La loi Badinter comme socle incontestable du droit à indemnisation
Dès lors qu’un cycliste — usager non conducteur d’un VTM — est victime d’une collision, la loi du 5 juillet 1985 lui garantit un droit à indemnisation qui ne peut être sérieusement contesté. Cette automaticité crée les conditions nécessaires à l’octroi d’une provision en référé : le juge n’a pas à trancher au fond sur la responsabilité, mais uniquement à constater l’absence de contestation sérieuse au sens de l’article 835 alinéa 2 CPC.
L’expertise médicale contradictoire comme outil de préparation du procès au fond
L’article 145 du code de procédure civile permet d’organiser une expertise avant tout procès afin de cristalliser les éléments médicaux dans un cadre contradictoire. La mission dévolue à l’expert couvre l’intégralité de la nomenclature Dintilhac, ce qui est la pratique usuelle dans les dossiers de dommage corporel d’une certaine gravité. La prévision d’un sapiteur souligne la complexité médicale potentielle d’un dossier associant traumatologie orthopédique et chirurgie dentaire ou maxillo-faciale.
La modulation de la provision : entre réalité du préjudice et justificatifs produits
La réduction de 5 000 EUR à 3 000 EUR traduit le principe selon lequel la provision en référé doit rester en adéquation avec les éléments produits à l’audience, sans préjuger de l’indemnisation définitive qui sera déterminée après consolidation et dépôt du rapport d’expertise. La prise en compte de la provision amiable antérieurement versée illustre l’articulation entre le règlement amiable partiel et la procédure judiciaire.

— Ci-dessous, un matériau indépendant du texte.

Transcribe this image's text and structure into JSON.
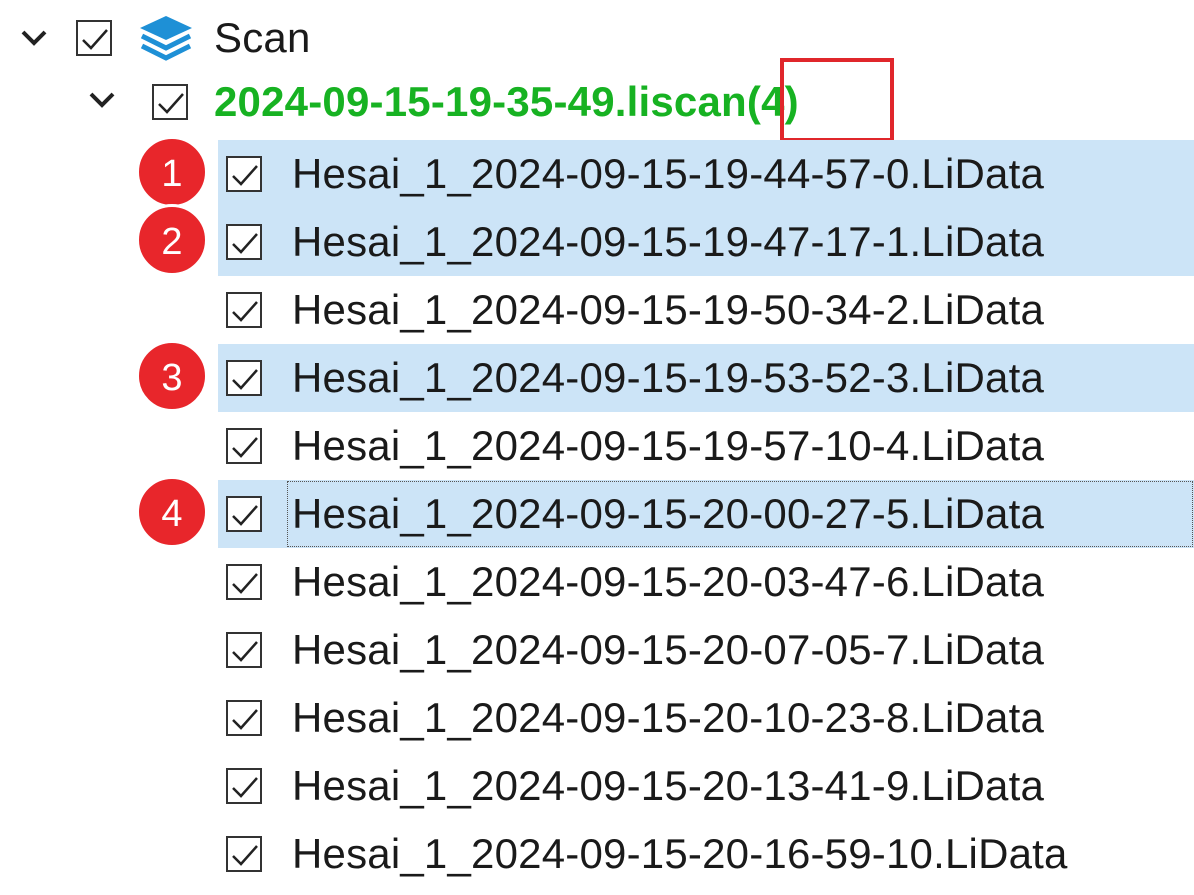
{
  "tree": {
    "root": {
      "label": "Scan",
      "checked": true,
      "expanded": true,
      "icon": "layers-icon"
    },
    "scan_file": {
      "name": "2024-09-15-19-35-49.liscan",
      "count": "(4)",
      "checked": true,
      "expanded": true,
      "color": "#17b222"
    },
    "items": [
      {
        "label": "Hesai_1_2024-09-15-19-44-57-0.LiData",
        "checked": true,
        "selected": true,
        "badge": "1"
      },
      {
        "label": "Hesai_1_2024-09-15-19-47-17-1.LiData",
        "checked": true,
        "selected": true,
        "badge": "2"
      },
      {
        "label": "Hesai_1_2024-09-15-19-50-34-2.LiData",
        "checked": true,
        "selected": false,
        "badge": ""
      },
      {
        "label": "Hesai_1_2024-09-15-19-53-52-3.LiData",
        "checked": true,
        "selected": true,
        "badge": "3"
      },
      {
        "label": "Hesai_1_2024-09-15-19-57-10-4.LiData",
        "checked": true,
        "selected": false,
        "badge": ""
      },
      {
        "label": "Hesai_1_2024-09-15-20-00-27-5.LiData",
        "checked": true,
        "selected": true,
        "focused": true,
        "badge": "4"
      },
      {
        "label": "Hesai_1_2024-09-15-20-03-47-6.LiData",
        "checked": true,
        "selected": false,
        "badge": ""
      },
      {
        "label": "Hesai_1_2024-09-15-20-07-05-7.LiData",
        "checked": true,
        "selected": false,
        "badge": ""
      },
      {
        "label": "Hesai_1_2024-09-15-20-10-23-8.LiData",
        "checked": true,
        "selected": false,
        "badge": ""
      },
      {
        "label": "Hesai_1_2024-09-15-20-13-41-9.LiData",
        "checked": true,
        "selected": false,
        "badge": ""
      },
      {
        "label": "Hesai_1_2024-09-15-20-16-59-10.LiData",
        "checked": true,
        "selected": false,
        "badge": ""
      }
    ]
  },
  "colors": {
    "selection": "#cce4f7",
    "badge": "#e8262b",
    "highlight_box": "#e0262b",
    "scan_file_text": "#17b222",
    "layers_icon": "#1e90d6"
  }
}
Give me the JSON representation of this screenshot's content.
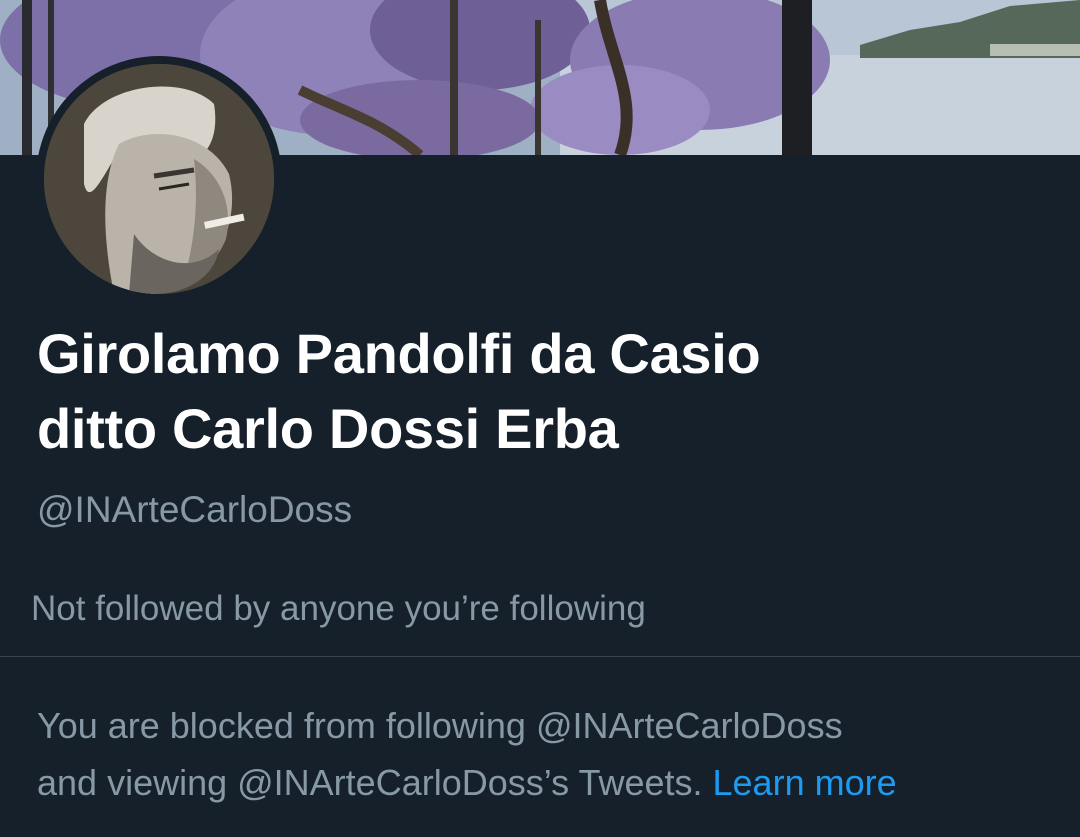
{
  "profile": {
    "display_name_line1": "Girolamo Pandolfi da Casio",
    "display_name_line2": "ditto Carlo Dossi Erba",
    "handle": "@INArteCarloDoss",
    "followed_by_text": "Not followed by anyone you’re following",
    "blocked_text_line1": "You are blocked from following @INArteCarloDoss",
    "blocked_text_line2": "and viewing @INArteCarloDoss’s Tweets.",
    "learn_more_label": "Learn more"
  },
  "colors": {
    "background": "#15202b",
    "primary_text": "#ffffff",
    "secondary_text": "#8899a6",
    "link": "#1d9bf0",
    "divider": "#38444d"
  }
}
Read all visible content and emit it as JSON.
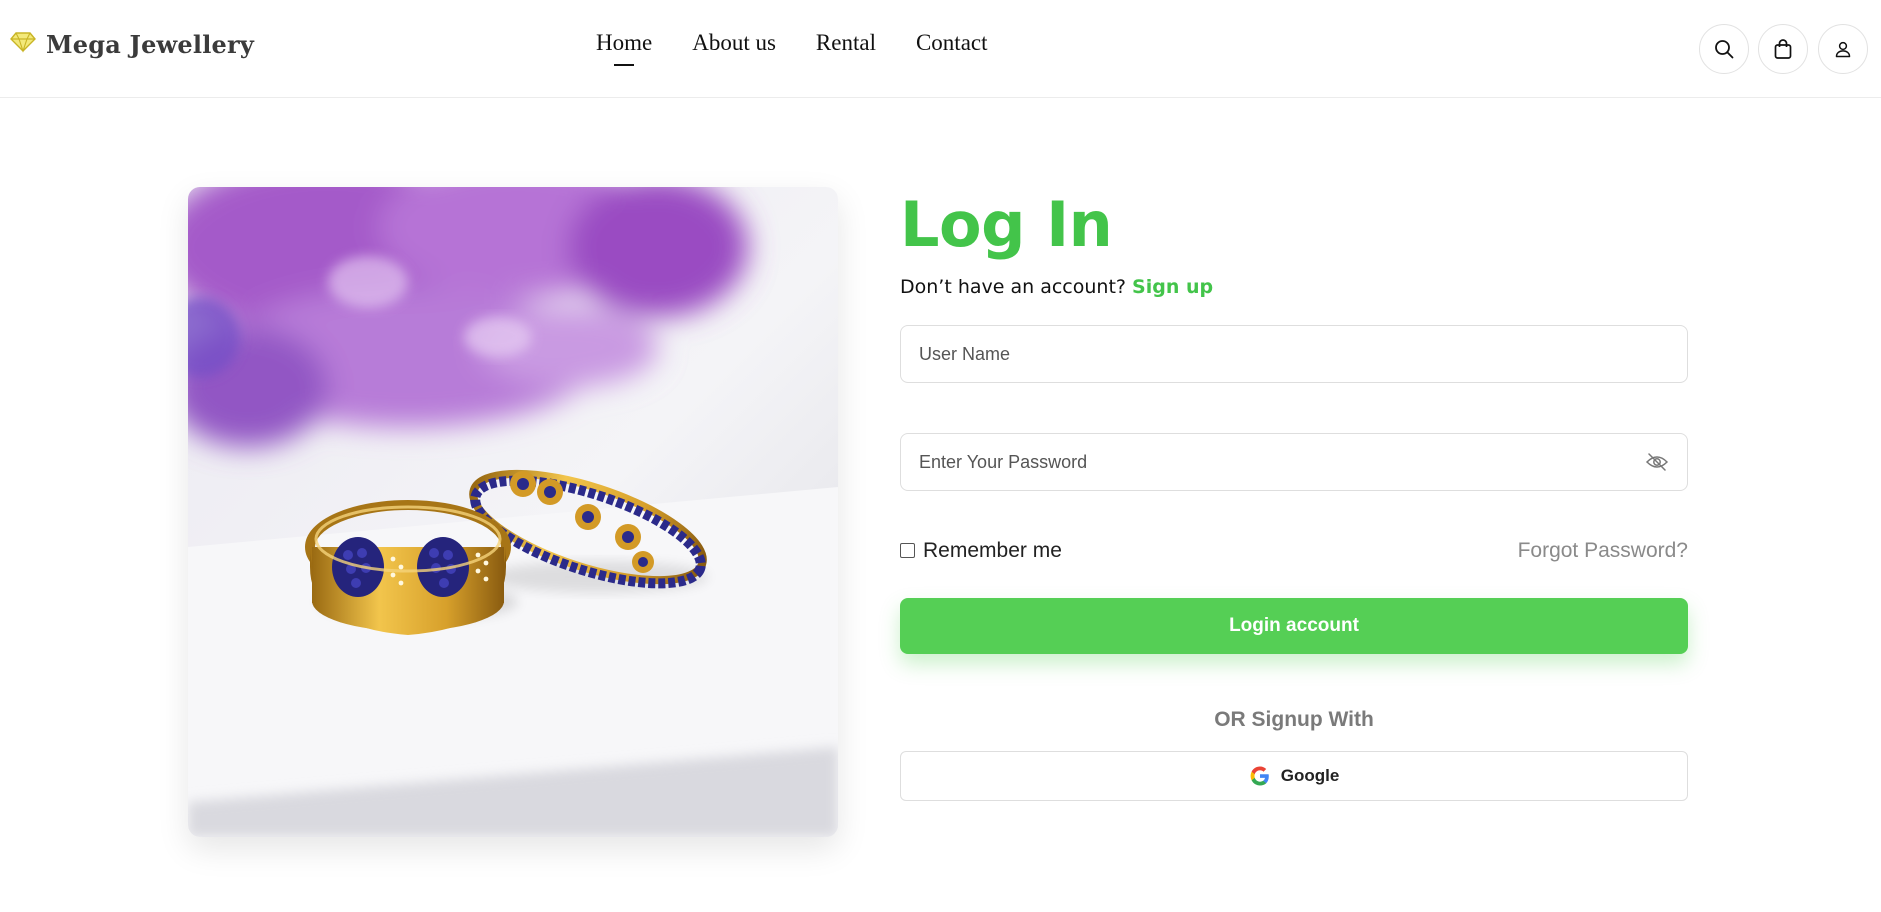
{
  "brand": {
    "name": "Mega Jewellery",
    "icon": "diamond-icon",
    "icon_color": "#e8d84a"
  },
  "nav": {
    "items": [
      {
        "label": "Home",
        "active": true
      },
      {
        "label": "About us",
        "active": false
      },
      {
        "label": "Rental",
        "active": false
      },
      {
        "label": "Contact",
        "active": false
      }
    ]
  },
  "header_icons": [
    "search-icon",
    "shopping-bag-icon",
    "user-icon"
  ],
  "login": {
    "title": "Log In",
    "subtitle_text": "Don’t have an account?",
    "signup_link": "Sign up",
    "username_placeholder": "User Name",
    "password_placeholder": "Enter Your Password",
    "remember_label": "Remember me",
    "remember_checked": false,
    "forgot_label": "Forgot Password?",
    "submit_label": "Login account",
    "or_text": "OR Signup With",
    "google_label": "Google"
  },
  "colors": {
    "accent": "#43c44a",
    "button": "#55cf55",
    "muted": "#8a8a8a"
  }
}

La clarification de la chaîne assurantielle
La mise hors de cause de la SARL CED FRANCE et l’admission de l’intervention volontaire de BPCE ASSURANCES rappellent l’importance d’identifier, dès la phase d’assignation, le bon interlocuteur contractuel. Les sociétés de gestion de sinistres mandatées par les assureurs peuvent prêter à confusion dans l’identification de l’assureur véritable, ce que la procédure de référé permet de régulariser efficacement.